Do the hard work and be brave.

Ezinne Udezue

VP Product @Procore

With a background in product management with Bazaarvoice, Discover, T-mobile, Motorola and Nokia, Ezinne spoke to us next.

“A product manager’s job is to create the right conditions for the team to solve the right customer problem with the right solution, delivered at the right time to drive the right business value.”

That’s a lot of stuff, huh.

No wonder product management is one of the most stressful jobs.

At the heart of it, it is about people, product, and process.

PM competencies can be somewhat categorized into six main buckets.

PM competencies

But what is next level?

Invest in understanding and valuing people

Bring together people with different backgrounds to make a better product.

We are in the process of a huge transition. Product is not just about the intersection of UX, Product, and Engineering, but moving towards success, marketing, and QA.

Mind the product

It’s important to remember you are working with humans.

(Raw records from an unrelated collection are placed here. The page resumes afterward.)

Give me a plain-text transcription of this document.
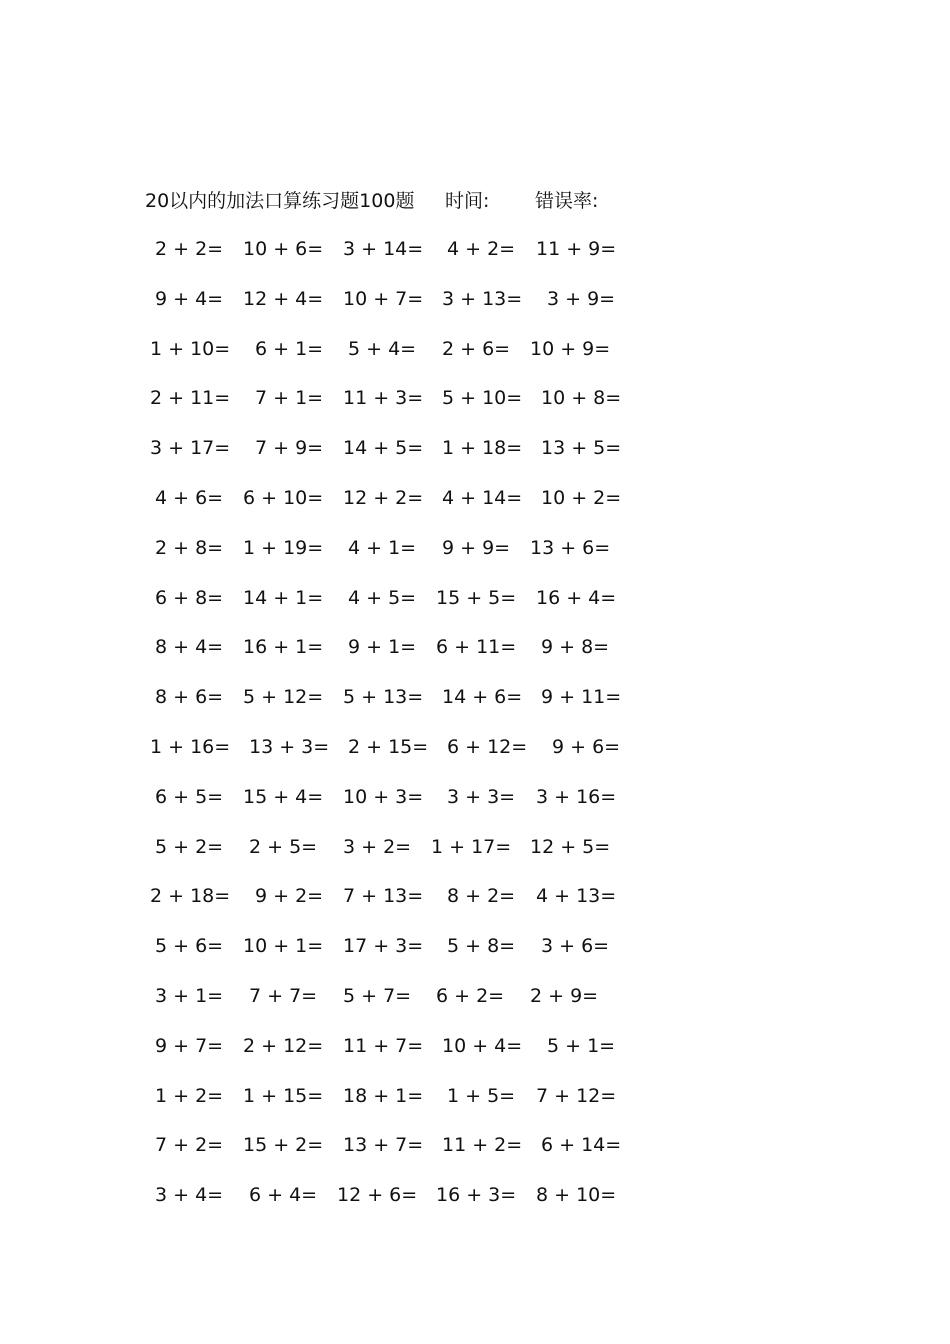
20以内的加法口算练习题100题 时间: 错误率:
2 + 2= 10 + 6= 3 + 14= 4 + 2= 11 + 9=
9 + 4= 12 + 4= 10 + 7= 3 + 13= 3 + 9=
1 + 10= 6 + 1= 5 + 4= 2 + 6= 10 + 9=
2 + 11= 7 + 1= 11 + 3= 5 + 10= 10 + 8=
3 + 17= 7 + 9= 14 + 5= 1 + 18= 13 + 5=
4 + 6= 6 + 10= 12 + 2= 4 + 14= 10 + 2=
2 + 8= 1 + 19= 4 + 1= 9 + 9= 13 + 6=
6 + 8= 14 + 1= 4 + 5= 15 + 5= 16 + 4=
8 + 4= 16 + 1= 9 + 1= 6 + 11= 9 + 8=
8 + 6= 5 + 12= 5 + 13= 14 + 6= 9 + 11=
1 + 16= 13 + 3= 2 + 15= 6 + 12= 9 + 6=
6 + 5= 15 + 4= 10 + 3= 3 + 3= 3 + 16=
5 + 2= 2 + 5= 3 + 2= 1 + 17= 12 + 5=
2 + 18= 9 + 2= 7 + 13= 8 + 2= 4 + 13=
5 + 6= 10 + 1= 17 + 3= 5 + 8= 3 + 6=
3 + 1= 7 + 7= 5 + 7= 6 + 2= 2 + 9=
9 + 7= 2 + 12= 11 + 7= 10 + 4= 5 + 1=
1 + 2= 1 + 15= 18 + 1= 1 + 5= 7 + 12=
7 + 2= 15 + 2= 13 + 7= 11 + 2= 6 + 14=
3 + 4= 6 + 4= 12 + 6= 16 + 3= 8 + 10=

“Slow down and put our humanness in the forefront of your interactions.”

Relentlessly focus on impact.

We know about outcomes, we know about outputs… but we have yet to learn about impact.

Let's talk about impact.

Is there a better or faster way to achieve things? Most importantly – was it all worth it?

Impact slide at MTP

Seek clarity in your impact and convey it. Be intellectually honest, link up to value.

Get someone in the rom to challenge you. Common topic today.

Develop continuous empathy for your target customers

Listening is not empathy – it is part of it. Walk in other’s shoes, be curious.

Talk to people, ask questions!

Empathy slide on the MTP stage

Empathy is:

  • Anticipating needs
  • Industry knowledge
  • Support calls
  • Onboarding
  • Customer experience
  • Market research
  • Customer development
  • Bugs

To be a true advocate, watch people – but do it because you care about the customer. It’ll only make you a better product manager and help you build for tomorrow, not today.

“Embody your role as the customer’s advocate. Evolve with your customer.”

Deliberately curate frameworks and systems for the craft

Respect the craft, do the work.

Use mental models that help with decision making, don’t assume the framework will do the work for you. Make it yours.

There is no hack for this. There is no quick workaround. If you read the book, use it, put things you learn into practice.

Quote from Jeff Patton.

Product management is a team sport. If you want to lead, it’s important that you invest in understanding the people you work with. Focus on impact, that is your story. Be an advocate for your customer. And remember… do the work.


Brendan Dawes

Interaction Designer

Last but not least, Brendan Dawes took to the stage.

Like many of us, Brendan’s mom doesn’t know what he does for a living. He tried to explain it and it turned out something like this.

Brendan explaining what he does for a living.

So what does he do? Well, he runs experiments. These experiments will raise patterns that will power deviations.

“All well-made products are made up of perfect timing mechanisms.”

If we use universal themes to connect with people. People aren’t interested in technology per say, it’s a conduit to communicate, says Brendan.

Brendan is now showing us the value of analogue, human pleasures. Combining these with digital can lead to amazing things- as the Happiness Machine (which prints receipts or happy online stories) demonstrates.

Happiness machine.

We are also seeing some cool data visualizations of different Twitter feeds, including Manchester United winning!

Mind the Product presentation

Now showing off his creative process (seem familiar, anyone?)

Mind the Product, London
Lean and Agile pictured in the middle

Thank you all for a great Mind The Product.